Quando scrivi una fanfic sugli skz, ascoltando i bts, sclerando per il rinnovo delle blackpink, essendo ossessionata dal comeback delle aespa e pensando alle fanart su google e pinterest decidendo cosa disegnare dopo ariana grande e peeta da hunger games (probabilmente suga).
Apro gli occhi.
Non realizzo subito dove mi trovo, sento solo il martellare incessante della pioggia sul tetto, ovattato dalla stoffa morbida di una felpa che non ricordo di aver messo. Alzo la testa dal misero riparo che le mie braccia costituiscono e mi guardo intorno. Non sono a casa di mio padre, né nella casa nella quale ho vissuto con Ha-eun. Nessun suono é udibile fuori dalla porta che chiude la stanza semi-buia nella quale sono rannicchiata. È strano. Sento due colpi forti, ed è come vivere un deja vu: mi ricordo di quello che Ha-eun mi ha detto nel sogno. Mi alzo a fatica, sento le gambe dolore sotto il peso del mio corpo, ma avanzo, aprendo di scatto la porta. Ma fuori non c'è nessuno. Era solamente la pioggia che era caduta più forte.Silenzio.
Ancora una volta la tristezza prende il sopravvento sulla parte migliore di me e chiudo la porta con forza: lo schianto generato era veramente forte, potrei aver disturbato.
"Anche in questa situazione pensi più agli altri che a te, sai che novità" una vocina scocciante dice nella mia testa. "Zitta" la ammutolisco, sedendomi sul letto freddo.
Sono consapevole del fatto che non mi faccia bene stare da sola in un momento del genere, ma non voglio stare con nessuno. Sono combattuta tra il pensiero allettante di affogare lentamente nella mia tristezza, e guardare l'ora, cercando qualcosa di produttivo da fare che non disturbi gli altri; vorrei tanto scegliere la prima, ma so già che una volta varcata la soglia del labirinto spinoso della mia mente sarebbe stato difficile uscirne, quindi opto per la seconda, di malavoglia. Vorrei cantare o suonare come faccio di solito per sfogarmi, ma non sono sicura che le pareti siano insonorizzate.

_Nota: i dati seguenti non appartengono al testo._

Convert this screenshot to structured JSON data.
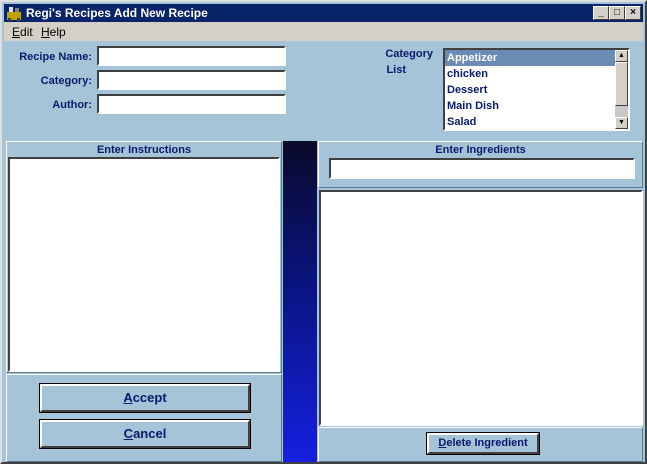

Le lancette dell'orologio si muovo inesorabilmente in avanti, scolpendo i secondi nella mia mente, quel ticchettio fastidioso ma insistente che non cessa.
Prendo un taccuino, che mi porto sempre appresso in una borsa di tela bianca e celeste, e una matita morbida per cominciare un bozzetto provvisorio non troppo calcato, in modo che se un dettaglio non mi convince posso correggerlo e l'errore sarà meno evidente rispetto ad uno fatto con l'inchiostro della penna o con una matita più decisa. Avvicino alla scrivania la candida sedia bianca, tamburellando con il gommino della 2H che ho scelto di utilizzare, sula superficie liscia e candida del vanco di lavoro. Il panico iniziale del foglio bianco, del non sapere cosa rappresentare e come rappresentarlo, la confusione che voglio mettere in bianco e nero sulla pagina di fattura piuttosto grezza.Chiudo gli occhi, lascio che i ricordi, che le esperienze e gli eventi delle ultime ore invadano ogni centimetro del mio corpo, riversando la loro dolorosa forza sulle dita della mano, che leste si apprestano a raffigurare emozioni così malinconicamente remote e intensamente recenti che sono faticose da reggere tutte insieme. Apro gli occhi: il foglio non è più bianco. Un enorme e alquanto astratto disegno di un pianoforte con Ha-eun che lo suona campeggiano proprio al centro della superficie un tempo immacolata. Lo vedo bagnarsi, impregnarsi piano di lente gocce che non riesco ad identificare. Capisco dopo che vengono dai miei occhi. Mi rannicchio sulla sedia, non un singhiozzo lascia le mie labbra, non un sospiro, ormai mi sembra di piangere solo per inerzia.
Knock knock
Qualcuno bussa sulla superficie di legno della porta. Non ho fatto rumore...non è possibile che mi abbiano sentito, s'altronde sono le 4 di mattina.
Knock knock
Rieccoli. Mi alzo tremante, attraversando i pochi metri che mi separano dalla porta: hi potrebbe essere?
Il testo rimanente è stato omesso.